Monday, May 16, 2016

"I Don't Trust You. I Don't Trust Anyone"

I heard that twice yesterday from two different same sex attracted men that I met in two different venues in my church of all places. Even so, both of these married men talked about these deeply personal issues issues with me that I doubt they would be willing to discuss with anyone else. It's because I understand how they feel.  Neither one of them is out with their SSA status in any official way, though for at least one of them, most of his entire family knows. One of them is living on the down low in another part of the country and the other one is well guarded and regarded in his sexual behavior. Strangely, both of them talked about masturbation in a passing way, but neither of them wanted to discuss it's implications. We should talk about it one of these days. That time is not now.  In one case, I started that conversation, but it did not go very far. They were both more than willing to discuss their likes and dislikes in men and whether or not they had been celibate. When I revealed my 36 year streak of 'no man' status, one of these guys said it had been maybe 36 hours hours for him.  There was honesty in both conversations, but I thought, " if this is what they are willing to tell me when they do not trust me, what is the real truth?" Both of these men were practicing 'modest honesty' with me.

It occurs to me that I may be getting too direct for you. It is what it is my friend. If you need to go, I understand, but the things I need to say here have a direct bearing on the struggles that we endure as Christian same sex attracted men. We are at once an enigma and a contradiction. We love Jesus, we love our families (some of us have wives) and we love our churches, but the compulsion to satisfy our man appetites is great. The battle is constant and it is always on. Many of us lose regularly in the fight. We develop a self loathing that cannot be explained because we are constantly distracted by the desire and our failures in the fight.

I seem to be blessed with a lower sex drive than most. While I enjoy the company of men, I find that I do not want the baggage of deeper relationship or the brevity of soulless, anonymous sexual encounters. In short, I cannot live with those complications. I need consistency in my life. I hate riding the roller coaster that can be gay life. I need peace and peace of mind more than sex. I am not saying my life is easy. I'm saying that my life is as it is because I cannot live with the stress of living otherwise.

If the self loathing is going to stop, if we are going to desexualize our love for men, we have to drop the anger toward God about who we are and just submit to Him. It is the only way to learn to love ourselves and thus be able to love others in nonsexual ways.

As Jeremiah said, "The heart is deceitful above all things and beyond cure. Who can understand it?"

Well, our Creator understands it. He knows things about us that we have yet to grasp. He knows our potential and He knows how low we can go in our lives. 

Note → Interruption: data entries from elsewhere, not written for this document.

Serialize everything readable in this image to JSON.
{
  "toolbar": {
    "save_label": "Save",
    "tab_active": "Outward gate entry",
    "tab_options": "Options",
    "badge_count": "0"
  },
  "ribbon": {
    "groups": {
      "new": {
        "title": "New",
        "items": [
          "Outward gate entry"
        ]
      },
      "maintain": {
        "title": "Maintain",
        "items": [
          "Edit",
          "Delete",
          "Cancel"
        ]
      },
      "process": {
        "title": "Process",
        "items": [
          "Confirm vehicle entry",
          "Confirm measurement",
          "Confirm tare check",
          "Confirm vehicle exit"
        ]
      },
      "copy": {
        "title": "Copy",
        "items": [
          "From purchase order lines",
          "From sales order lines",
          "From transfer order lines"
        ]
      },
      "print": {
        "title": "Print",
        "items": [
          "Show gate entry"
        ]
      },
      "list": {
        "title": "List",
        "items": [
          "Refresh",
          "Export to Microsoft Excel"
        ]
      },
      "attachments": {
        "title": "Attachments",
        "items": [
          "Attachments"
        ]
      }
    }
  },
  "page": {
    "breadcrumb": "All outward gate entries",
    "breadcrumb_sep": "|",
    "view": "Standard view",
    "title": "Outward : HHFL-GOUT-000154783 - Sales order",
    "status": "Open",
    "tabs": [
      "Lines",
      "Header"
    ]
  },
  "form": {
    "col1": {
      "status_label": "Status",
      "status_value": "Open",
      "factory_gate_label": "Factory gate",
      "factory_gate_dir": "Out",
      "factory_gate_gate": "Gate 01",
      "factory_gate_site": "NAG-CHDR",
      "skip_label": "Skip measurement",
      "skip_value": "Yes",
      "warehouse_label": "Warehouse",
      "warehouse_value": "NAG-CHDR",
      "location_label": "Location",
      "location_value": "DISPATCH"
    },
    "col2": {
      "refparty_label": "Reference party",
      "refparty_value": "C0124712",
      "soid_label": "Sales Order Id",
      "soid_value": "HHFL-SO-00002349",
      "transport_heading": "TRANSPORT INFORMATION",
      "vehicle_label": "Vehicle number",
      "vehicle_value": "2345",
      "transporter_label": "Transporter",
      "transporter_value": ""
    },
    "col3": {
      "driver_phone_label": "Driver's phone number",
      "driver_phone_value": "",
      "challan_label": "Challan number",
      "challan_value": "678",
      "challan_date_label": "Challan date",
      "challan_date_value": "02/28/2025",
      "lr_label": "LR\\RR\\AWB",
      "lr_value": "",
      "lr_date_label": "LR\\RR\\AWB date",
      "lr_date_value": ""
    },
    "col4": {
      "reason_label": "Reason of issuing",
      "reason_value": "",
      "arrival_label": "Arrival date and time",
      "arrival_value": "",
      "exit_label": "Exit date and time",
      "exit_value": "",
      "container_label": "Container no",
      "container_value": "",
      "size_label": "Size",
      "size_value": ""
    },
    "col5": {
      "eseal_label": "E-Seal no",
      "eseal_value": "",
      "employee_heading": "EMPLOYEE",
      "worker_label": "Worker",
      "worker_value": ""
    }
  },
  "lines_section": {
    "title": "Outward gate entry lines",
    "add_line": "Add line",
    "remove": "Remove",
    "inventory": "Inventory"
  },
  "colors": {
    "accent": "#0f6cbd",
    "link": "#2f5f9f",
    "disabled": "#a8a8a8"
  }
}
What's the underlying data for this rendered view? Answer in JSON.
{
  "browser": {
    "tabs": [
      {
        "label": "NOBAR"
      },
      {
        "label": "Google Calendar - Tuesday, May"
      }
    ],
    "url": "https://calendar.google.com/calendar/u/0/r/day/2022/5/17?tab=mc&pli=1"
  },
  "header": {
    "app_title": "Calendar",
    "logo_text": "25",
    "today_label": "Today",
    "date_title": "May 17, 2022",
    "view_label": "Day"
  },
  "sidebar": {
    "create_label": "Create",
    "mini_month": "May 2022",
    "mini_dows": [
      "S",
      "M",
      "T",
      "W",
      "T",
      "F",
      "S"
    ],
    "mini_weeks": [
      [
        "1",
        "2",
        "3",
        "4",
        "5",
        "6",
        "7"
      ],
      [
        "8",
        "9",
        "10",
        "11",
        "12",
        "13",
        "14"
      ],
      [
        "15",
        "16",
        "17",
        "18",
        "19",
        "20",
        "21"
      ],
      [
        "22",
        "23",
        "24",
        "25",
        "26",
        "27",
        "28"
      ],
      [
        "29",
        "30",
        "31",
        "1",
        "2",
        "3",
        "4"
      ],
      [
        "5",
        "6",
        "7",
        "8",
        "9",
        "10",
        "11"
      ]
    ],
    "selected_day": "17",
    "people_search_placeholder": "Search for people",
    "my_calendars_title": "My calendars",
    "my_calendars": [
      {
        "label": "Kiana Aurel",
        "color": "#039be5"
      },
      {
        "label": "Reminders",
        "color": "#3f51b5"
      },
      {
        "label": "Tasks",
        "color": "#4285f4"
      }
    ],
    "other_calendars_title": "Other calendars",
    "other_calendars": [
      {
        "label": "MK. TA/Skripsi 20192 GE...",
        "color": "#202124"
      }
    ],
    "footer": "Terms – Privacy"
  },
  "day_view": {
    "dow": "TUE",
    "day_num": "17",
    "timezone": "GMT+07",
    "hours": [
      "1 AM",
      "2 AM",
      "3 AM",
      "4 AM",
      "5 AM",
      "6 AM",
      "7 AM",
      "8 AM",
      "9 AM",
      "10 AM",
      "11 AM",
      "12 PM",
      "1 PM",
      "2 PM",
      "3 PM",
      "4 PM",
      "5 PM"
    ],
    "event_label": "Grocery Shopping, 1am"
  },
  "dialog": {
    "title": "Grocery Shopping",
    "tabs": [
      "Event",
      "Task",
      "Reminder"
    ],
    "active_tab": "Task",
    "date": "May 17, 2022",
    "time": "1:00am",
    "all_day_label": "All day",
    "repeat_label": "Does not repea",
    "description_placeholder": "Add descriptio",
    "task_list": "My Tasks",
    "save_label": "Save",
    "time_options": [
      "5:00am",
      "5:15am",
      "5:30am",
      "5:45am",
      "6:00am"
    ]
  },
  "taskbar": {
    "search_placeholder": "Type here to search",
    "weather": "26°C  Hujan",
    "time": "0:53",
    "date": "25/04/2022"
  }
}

Brother, I say this to you. Throw yourself on His mercy and grace; submit to Him in every way that you are able. When you fail, and you will, go to Him for your handout. That well never runs dry. You will not lose your desire, but it will becomes less interesting as you grow in your own self love and your nonsexual love for others. 

Some of us need to hit the bottom of the 'grace well' before we start to drink from it. So be it. It's going to hurt, but you may need to go there. My advice is drown yourself in it. The water is so satisfying. Then as you start your swim to the top, you will see what self forgiveness means and how to love others in a proper fashion.  

On a personal note, I think I am sensing right now, the direction that the remainder of my life is supposed to take. I want my SSA brethren to know the contentment and joy I am currently experiencing. I think it can be that way for all of us. We just have to 'man up' and do it. Think about what I have said here. There is so much more to talk about.